North Korea anniversary parade
People pass by soldiers and their vehicles lined up on banks of Taedong River before the start of a parade celebrating the 70th anniversary of the founding of its ruling Workers' Party of Korea, in Pyongyang, North Korea, Oct. 10, 2015. Reuters/Damir Sagolj

North Korea marked the 70th anniversary of the ruling Workers' Party with what is believed to be its largest ever official celebration Saturday. The event saw thousands of troops, military vehicles and missiles paraded through Pyongyang's main Kim Il-sung Square.

The country's supreme leader, Kim Jong Un, marked the anniversary by paying respects to his late father and grandfather, both of whom led the party and the country during their time. In an address at the event, he said the country was prepared for a military conflict with the United States.

"The party's revolutionary armament means we are ready to fight any kind of war waged by the U.S. imperialists," Kim said, according to a BBC report.

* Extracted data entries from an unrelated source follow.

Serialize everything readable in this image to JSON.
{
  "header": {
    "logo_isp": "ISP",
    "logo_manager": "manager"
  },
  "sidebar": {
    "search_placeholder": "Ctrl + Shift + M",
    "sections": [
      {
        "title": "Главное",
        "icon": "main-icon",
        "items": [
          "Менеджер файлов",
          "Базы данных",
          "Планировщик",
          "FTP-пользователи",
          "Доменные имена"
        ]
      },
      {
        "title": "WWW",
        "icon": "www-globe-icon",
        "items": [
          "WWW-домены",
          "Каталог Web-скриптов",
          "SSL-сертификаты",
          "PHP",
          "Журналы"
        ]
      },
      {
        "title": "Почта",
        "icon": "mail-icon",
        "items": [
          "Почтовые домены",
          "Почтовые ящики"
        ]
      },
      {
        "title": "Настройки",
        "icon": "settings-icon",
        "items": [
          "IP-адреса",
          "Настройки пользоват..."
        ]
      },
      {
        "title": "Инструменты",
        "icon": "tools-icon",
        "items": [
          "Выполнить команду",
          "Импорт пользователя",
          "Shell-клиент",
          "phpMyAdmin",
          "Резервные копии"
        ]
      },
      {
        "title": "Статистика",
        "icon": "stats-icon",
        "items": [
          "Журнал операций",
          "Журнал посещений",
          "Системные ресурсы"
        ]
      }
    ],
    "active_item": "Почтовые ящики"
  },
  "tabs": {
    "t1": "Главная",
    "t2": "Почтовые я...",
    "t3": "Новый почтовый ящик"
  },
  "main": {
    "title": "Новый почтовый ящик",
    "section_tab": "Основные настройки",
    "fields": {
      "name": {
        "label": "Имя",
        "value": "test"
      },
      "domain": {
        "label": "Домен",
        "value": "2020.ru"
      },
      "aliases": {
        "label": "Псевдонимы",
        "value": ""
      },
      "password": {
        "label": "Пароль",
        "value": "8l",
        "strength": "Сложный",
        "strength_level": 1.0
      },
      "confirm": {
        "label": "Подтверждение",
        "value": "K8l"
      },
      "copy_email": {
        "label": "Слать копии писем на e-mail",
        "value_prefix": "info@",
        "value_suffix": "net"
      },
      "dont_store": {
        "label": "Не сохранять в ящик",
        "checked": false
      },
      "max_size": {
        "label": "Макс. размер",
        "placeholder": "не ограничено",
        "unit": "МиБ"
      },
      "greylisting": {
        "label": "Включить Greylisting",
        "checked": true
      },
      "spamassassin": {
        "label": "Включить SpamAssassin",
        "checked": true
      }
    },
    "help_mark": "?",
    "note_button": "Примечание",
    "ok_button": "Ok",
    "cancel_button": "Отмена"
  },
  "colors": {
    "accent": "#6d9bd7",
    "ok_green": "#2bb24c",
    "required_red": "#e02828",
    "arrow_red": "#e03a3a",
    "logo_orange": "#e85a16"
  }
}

Overseas defense and military analysts will likely be closely scrutinizing the display of North Korea's military equipment, particularly its long-range missiles and drone aircraft.

The scale of the parade was already apparent from satellite images taken four days before, which showed a sprawling training ground in Pyongyang featuring some 800 tents, 700 trucks and 200 armored vehicles, according to Agence France-Presse.

While tourists and foreign media, both of whom are normally subject to extremely stringent restrictions, have been invited into the country to cover the event, foreign leaders have not come with them. The only overseas dignitary in attendance Saturday was Liu Yunshan, a senior member of China's ruling Communist Party.

Chinese President Xi Jinping sent a letter to Kim to mark the occasion, which said that China wanted to strengthen ties with the reclusive state, which is subject to international sanctions as a result of its nuclear weapons program.

"The Chinese side is willing to seek closer communication and deepen cooperation, pushing for a long-term, healthy and stable development of the Sino-DPRK ties," Xi said in the letter cited by Xinhua News Agency, referring to North Korea by its official name, the Democratic People's Republic of Korea.

Liu reiterated China's position that it wanted an early resumption of the so-called six-party talks aimed at reining in North Korea's nuclear ambitions, Reuters reported.